Permaneces fuertemente abrazada a mi yacente figura, postrada en seductora genuflexión esperas al servicio médico en intensa angustia. En el otro lado continúo inmóvil, cerca, muy cerca de ti. Te observo. Tu brazo derecho extendido acuna mi mejilla. El destino me ha regalado un tiempo de espera, ¡cómo no lagrimear sabiendo que es la última vez que te voy a ver, que será nuestra última vez! Nunca creí que los espíritus pudieran llorar, y antes de convertirme en un algo incorpóreo, metafísico y sobrenatural dos lágrimas emergen de mis ojos, dos lágrimas que descienden vertiginosamente yendo a morir a tu mano.
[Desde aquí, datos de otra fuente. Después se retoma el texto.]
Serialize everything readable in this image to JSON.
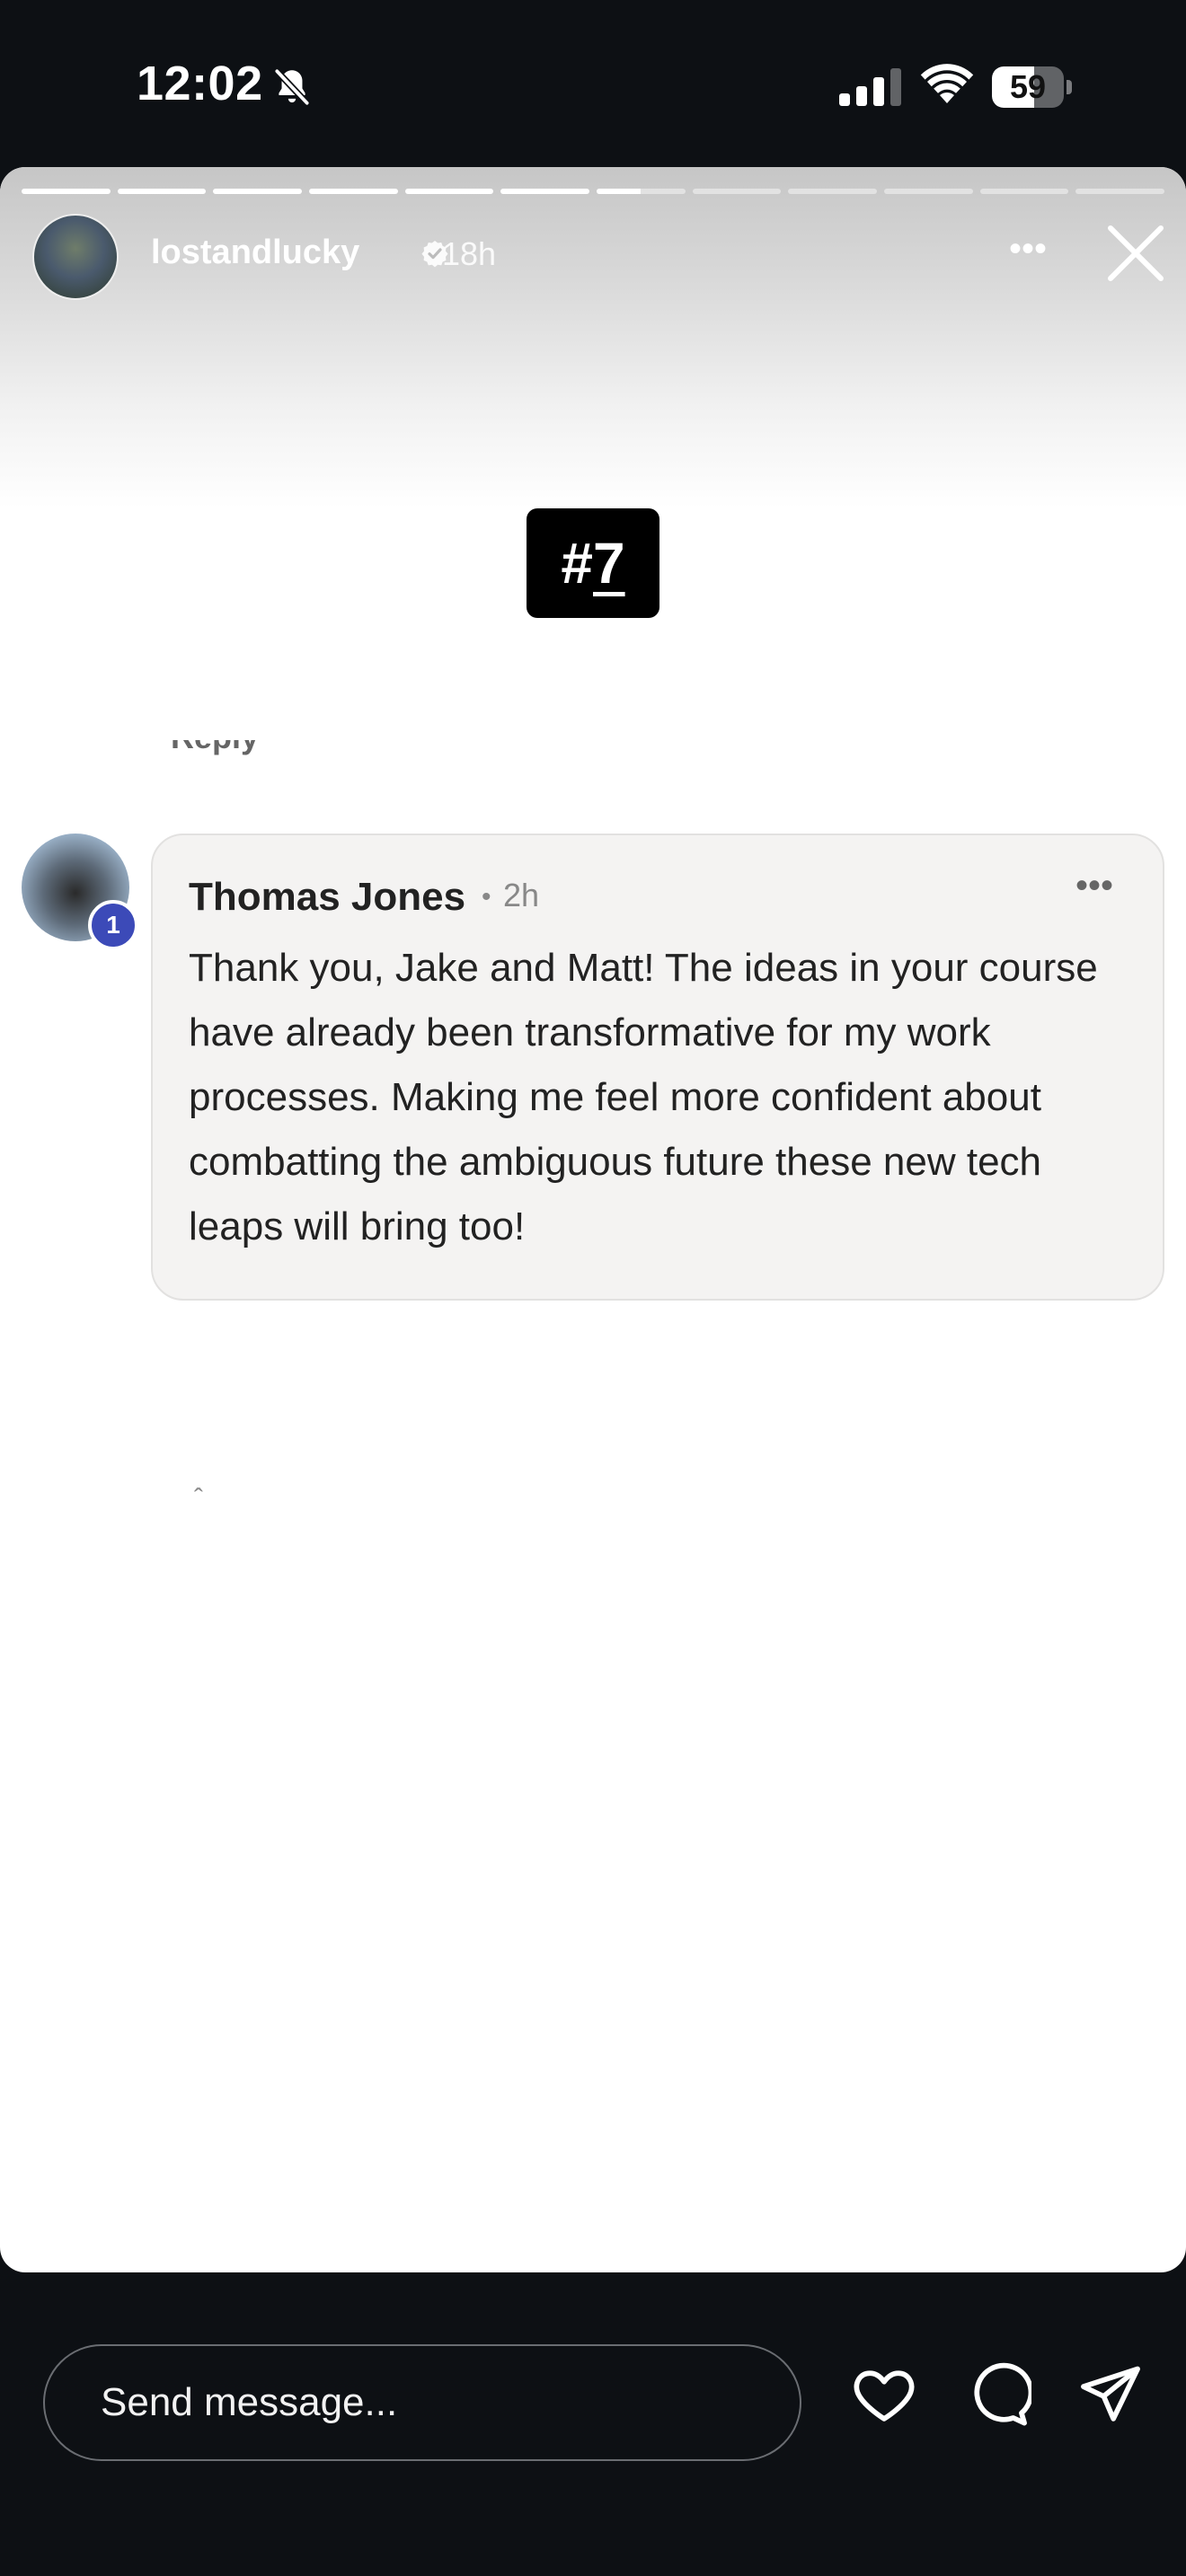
{
  "status_bar": {
    "time": "12:02",
    "silent_mode": true,
    "battery_level": "59",
    "battery_percent": 59
  },
  "story": {
    "username": "lostandlucky",
    "verified": true,
    "posted_ago": "18h",
    "progress": {
      "segments_total": 12,
      "segments_seen": 6,
      "current_segment_fraction": 0.5
    },
    "sticker_prefix": "#",
    "sticker_number": "7",
    "partial_row_text": "Reply",
    "comment": {
      "author": "Thomas Jones",
      "separator": "•",
      "time_ago": "2h",
      "rank_badge": "1",
      "text": "Thank you, Jake and Matt! The ideas in your course have already been transformative for my work processes. Making me feel more confident about combatting the ambiguous future these new tech leaps will bring too!",
      "caret": "ˆ"
    }
  },
  "composer": {
    "placeholder": "Send message..."
  },
  "icons": {
    "bell": "bell-slash-icon",
    "signal": "cellular-signal-icon",
    "wifi": "wifi-icon",
    "battery": "battery-icon",
    "verified": "verified-badge-icon",
    "more": "more-horizontal-icon",
    "close": "close-icon",
    "like": "heart-icon",
    "comment": "comment-bubble-icon",
    "share": "paper-plane-icon"
  }
}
Alzas la mirada y extrañada ves el surco de agua que se ha depositado en el reverso de la palma, elevas la vista sin ver nada, solo pared. No hay ninguna humedad, nada que haga pensar de donde procede. Para mí ha sido un regalo del destino, un obsequio universal de vida, pues tus ojos se han posado en los míos en ese microsegundo de tiempo sin saber que permanecerán como recuerdo imborrable para el resto de la eternidad. De mi eternidad.

Francisco Lavín Pérez-Stauder.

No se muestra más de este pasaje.